What a clever girl. And then looking up at you as to say well mum, did I do ok? Happy?

It's as though they are angels that we get to just borrow, and then they have to move on and share their wonderful-ness elsewhere. If only they could stay…


----------



## lymorelynn (Oct 4, 2008)

Sending hugs xoxo


----------



## Mrs Funkin (Mar 12, 2018)

Oh Lorilu  I'm so sad for you. I send you positive energy to get through the days - and I hope the pain eases soon.


----------



## TriTri (Oct 31, 2017)

Have you more photos to share @lorilu? 
What a little character… excellent stretches


----------



## Suggie's Mum (Jan 4, 2022)

lorilu said:


> Oh my own precious girl.
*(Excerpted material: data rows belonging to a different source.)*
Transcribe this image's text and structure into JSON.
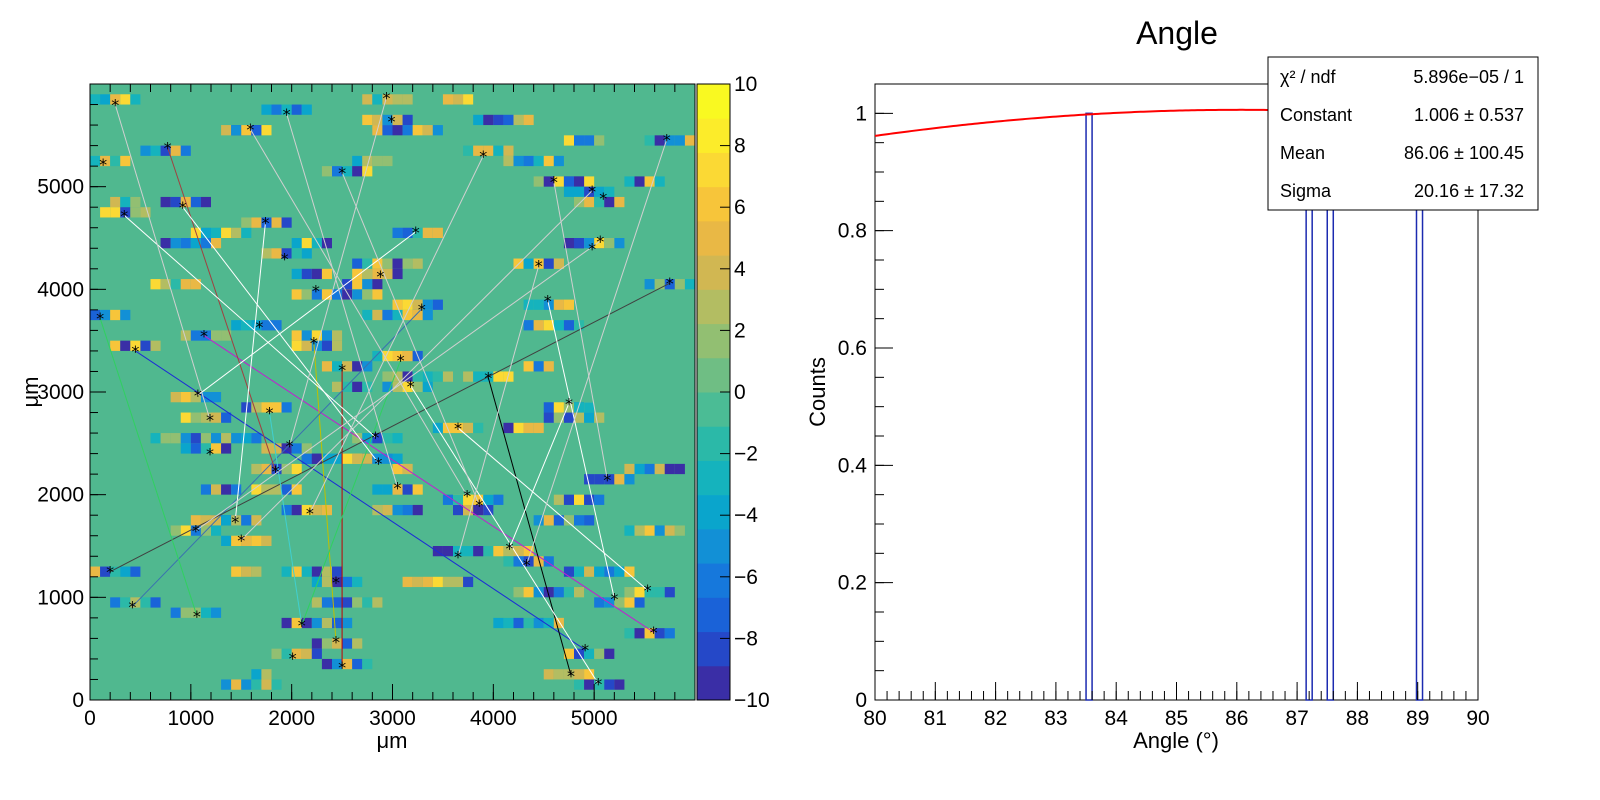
{
  "chart_data": [
    {
      "type": "heatmap",
      "title": "",
      "xlabel": "μm",
      "ylabel": "μm",
      "xlim": [
        0,
        6000
      ],
      "ylim": [
        0,
        6000
      ],
      "x_ticks": [
        "0",
        "1000",
        "2000",
        "3000",
        "4000",
        "5000"
      ],
      "y_ticks": [
        "0",
        "1000",
        "2000",
        "3000",
        "4000",
        "5000"
      ],
      "colorbar": {
        "range": [
          -10,
          10
        ],
        "ticks": [
          "10",
          "8",
          "6",
          "4",
          "2",
          "0",
          "−2",
          "−4",
          "−6",
          "−8",
          "−10"
        ],
        "palette": [
          "#3a2ea6",
          "#2548c8",
          "#1a62d8",
          "#1678dc",
          "#1290d6",
          "#0aa5cc",
          "#15b3bd",
          "#2bb9a8",
          "#4bbc95",
          "#6fbe84",
          "#92bf72",
          "#b3bd62",
          "#d1b752",
          "#e9b845",
          "#f7c53a",
          "#fbd934",
          "#fcec2a",
          "#f9f921"
        ],
        "background": "#50b88f"
      },
      "markers": [
        [
          250,
          5800
        ],
        [
          130,
          5220
        ],
        [
          340,
          4720
        ],
        [
          770,
          5380
        ],
        [
          920,
          4800
        ],
        [
          1590,
          5560
        ],
        [
          1950,
          5710
        ],
        [
          2940,
          5870
        ],
        [
          2990,
          5640
        ],
        [
          2500,
          5140
        ],
        [
          3900,
          5300
        ],
        [
          4600,
          5050
        ],
        [
          4980,
          4960
        ],
        [
          5090,
          4890
        ],
        [
          5060,
          4470
        ],
        [
          4980,
          4400
        ],
        [
          4450,
          4230
        ],
        [
          4540,
          3890
        ],
        [
          5750,
          4060
        ],
        [
          5720,
          5460
        ],
        [
          3230,
          4560
        ],
        [
          1740,
          4650
        ],
        [
          1930,
          4300
        ],
        [
          2240,
          3990
        ],
        [
          2880,
          4130
        ],
        [
          3290,
          3810
        ],
        [
          100,
          3720
        ],
        [
          1130,
          3550
        ],
        [
          1680,
          3640
        ],
        [
          2220,
          3480
        ],
        [
          2500,
          3220
        ],
        [
          3080,
          3310
        ],
        [
          3950,
          3140
        ],
        [
          450,
          3400
        ],
        [
          1070,
          2970
        ],
        [
          1190,
          2730
        ],
        [
          3180,
          3060
        ],
        [
          3650,
          2650
        ],
        [
          4750,
          2890
        ],
        [
          1780,
          2800
        ],
        [
          1980,
          2480
        ],
        [
          2830,
          2560
        ],
        [
          1190,
          2400
        ],
        [
          1840,
          2230
        ],
        [
          2860,
          2310
        ],
        [
          3050,
          2070
        ],
        [
          3740,
          1990
        ],
        [
          3860,
          1900
        ],
        [
          5130,
          2150
        ],
        [
          1440,
          1740
        ],
        [
          1050,
          1650
        ],
        [
          2180,
          1820
        ],
        [
          1500,
          1560
        ],
        [
          4160,
          1480
        ],
        [
          3650,
          1400
        ],
        [
          4330,
          1320
        ],
        [
          200,
          1250
        ],
        [
          2440,
          1150
        ],
        [
          420,
          910
        ],
        [
          1060,
          820
        ],
        [
          5200,
          990
        ],
        [
          5530,
          1070
        ],
        [
          5590,
          660
        ],
        [
          2100,
          730
        ],
        [
          2440,
          570
        ],
        [
          4910,
          490
        ],
        [
          2010,
          410
        ],
        [
          2500,
          320
        ],
        [
          4770,
          240
        ],
        [
          5040,
          160
        ]
      ],
      "tracks": [
        {
          "color": "#1c2bd6",
          "from": [
            450,
            3400
          ],
          "to": [
            4910,
            490
          ]
        },
        {
          "color": "#c020d0",
          "from": [
            1130,
            3550
          ],
          "to": [
            5590,
            660
          ]
        },
        {
          "color": "#000000",
          "from": [
            3950,
            3140
          ],
          "to": [
            4770,
            240
          ]
        },
        {
          "color": "#c0c000",
          "from": [
            2220,
            3480
          ],
          "to": [
            2440,
            570
          ]
        },
        {
          "color": "#c00000",
          "from": [
            2500,
            3220
          ],
          "to": [
            2500,
            320
          ]
        },
        {
          "color": "#3a70b0",
          "from": [
            420,
            910
          ],
          "to": [
            3290,
            3810
          ]
        },
        {
          "color": "#404040",
          "from": [
            200,
            1250
          ],
          "to": [
            5750,
            4060
          ]
        },
        {
          "color": "#30d060",
          "from": [
            100,
            3720
          ],
          "to": [
            1060,
            820
          ]
        },
        {
          "color": "#30d060",
          "from": [
            3080,
            3310
          ],
          "to": [
            2100,
            730
          ]
        },
        {
          "color": "#40d0d0",
          "from": [
            1780,
            2800
          ],
          "to": [
            2100,
            730
          ]
        },
        {
          "color": "#a04040",
          "from": [
            770,
            5380
          ],
          "to": [
            1840,
            2230
          ]
        },
        {
          "color": "#ffffff",
          "from": [
            1740,
            4650
          ],
          "to": [
            1440,
            1740
          ]
        },
        {
          "color": "#ffffff",
          "from": [
            4540,
            3890
          ],
          "to": [
            5200,
            990
          ]
        },
        {
          "color": "#ffffff",
          "from": [
            4750,
            2890
          ],
          "to": [
            4160,
            1480
          ]
        },
        {
          "color": "#ffffff",
          "from": [
            3180,
            3060
          ],
          "to": [
            5040,
            160
          ]
        },
        {
          "color": "#ffffff",
          "from": [
            340,
            4720
          ],
          "to": [
            2830,
            2560
          ]
        },
        {
          "color": "#ffffff",
          "from": [
            1070,
            2970
          ],
          "to": [
            3230,
            4560
          ]
        },
        {
          "color": "#ffffff",
          "from": [
            3650,
            2650
          ],
          "to": [
            5530,
            1070
          ]
        },
        {
          "color": "#ffffff",
          "from": [
            920,
            4800
          ],
          "to": [
            2860,
            2310
          ]
        },
        {
          "color": "#d0d0d0",
          "from": [
            5720,
            5460
          ],
          "to": [
            4330,
            1320
          ]
        },
        {
          "color": "#d0d0d0",
          "from": [
            1590,
            5560
          ],
          "to": [
            3740,
            1990
          ]
        },
        {
          "color": "#d0d0d0",
          "from": [
            2940,
            5870
          ],
          "to": [
            1980,
            2480
          ]
        },
        {
          "color": "#d0d0d0",
          "from": [
            4450,
            4230
          ],
          "to": [
            3650,
            1400
          ]
        },
        {
          "color": "#d0d0d0",
          "from": [
            5060,
            4470
          ],
          "to": [
            1050,
            1650
          ]
        },
        {
          "color": "#d0d0d0",
          "from": [
            3900,
            5300
          ],
          "to": [
            2180,
            1820
          ]
        },
        {
          "color": "#d0d0d0",
          "from": [
            4600,
            5050
          ],
          "to": [
            5130,
            2150
          ]
        },
        {
          "color": "#d0d0d0",
          "from": [
            2500,
            5140
          ],
          "to": [
            3860,
            1900
          ]
        },
        {
          "color": "#d0d0d0",
          "from": [
            250,
            5800
          ],
          "to": [
            1190,
            2730
          ]
        },
        {
          "color": "#d0d0d0",
          "from": [
            1950,
            5710
          ],
          "to": [
            3050,
            2070
          ]
        },
        {
          "color": "#d0d0d0",
          "from": [
            4980,
            4960
          ],
          "to": [
            1500,
            1560
          ]
        }
      ]
    },
    {
      "type": "bar",
      "title": "Angle",
      "xlabel": "Angle (°)",
      "ylabel": "Counts",
      "xlim": [
        80,
        90
      ],
      "ylim": [
        0,
        1.05
      ],
      "x_ticks": [
        "80",
        "81",
        "82",
        "83",
        "84",
        "85",
        "86",
        "87",
        "88",
        "89",
        "90"
      ],
      "y_ticks": [
        "0",
        "0.2",
        "0.4",
        "0.6",
        "0.8",
        "1"
      ],
      "bars": [
        {
          "x0": 83.5,
          "x1": 83.6,
          "value": 1
        },
        {
          "x0": 87.15,
          "x1": 87.25,
          "value": 1
        },
        {
          "x0": 87.5,
          "x1": 87.6,
          "value": 1
        },
        {
          "x0": 88.98,
          "x1": 89.08,
          "value": 1
        }
      ],
      "bar_color": "#1c2bb0",
      "fit": {
        "color": "#ff0000",
        "constant": 1.006,
        "mean": 86.06,
        "sigma": 20.16
      },
      "stats_box": [
        {
          "label": "χ² / ndf",
          "value": "5.896e−05 / 1"
        },
        {
          "label": "Constant",
          "value": "1.006 ± 0.537"
        },
        {
          "label": "Mean",
          "value": "86.06 ± 100.45"
        },
        {
          "label": "Sigma",
          "value": "20.16 ± 17.32"
        }
      ]
    }
  ]
}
My Mazy cat Lovey cat. I just miss you so much. Over 17 years together, revolving my life around catering to your special needs, I guess I just thought I would be doing it forever.
> 
> I've been through this 8 times, each time you forget how much it hurts until the next.
> 
> ...


So sorry for your loss.
I know how you feel. I lost my Bunny a few years ago and I still miss him every day more than anyone will ever know.


----------



## Suggie's Mum (Jan 4, 2022)

lorilu said:


> Oh my own precious girl. My Mazy cat Lovey cat. I just miss you so much. Over 17 years together, revolving my life around catering to your special needs, I guess I just thought I would be doing it forever.
> 
> I've been through this 8 times, each time you forget how much it hurts until the next.
> 
> ...


Sorry, didn't like for your loss.
I know it probably sounds corny or something but I liked because you still feel the love for her.


----------



## Suggie's Mum (Jan 4, 2022)

Sweet dreams beautiful Mazy.
May you find love and happiness to tie you over until you find your lorilou again X:Kiss


----------



## Suggie's Mum (Jan 4, 2022)

TriTri said:


> What a clever girl. And then looking up at you as to say well mum, did I do ok? Happy?
> 
> It's as though they are angels that we get to just borrow, and then they have to move on and share their wonderful-ness elsewhere. If only they could stay…


Just seen your info and sending warm healing vibes for Max and you every day.
Get better soon :Shy


----------



## Happy Paws2 (Sep 13, 2008)

Sorry for your loss.


----------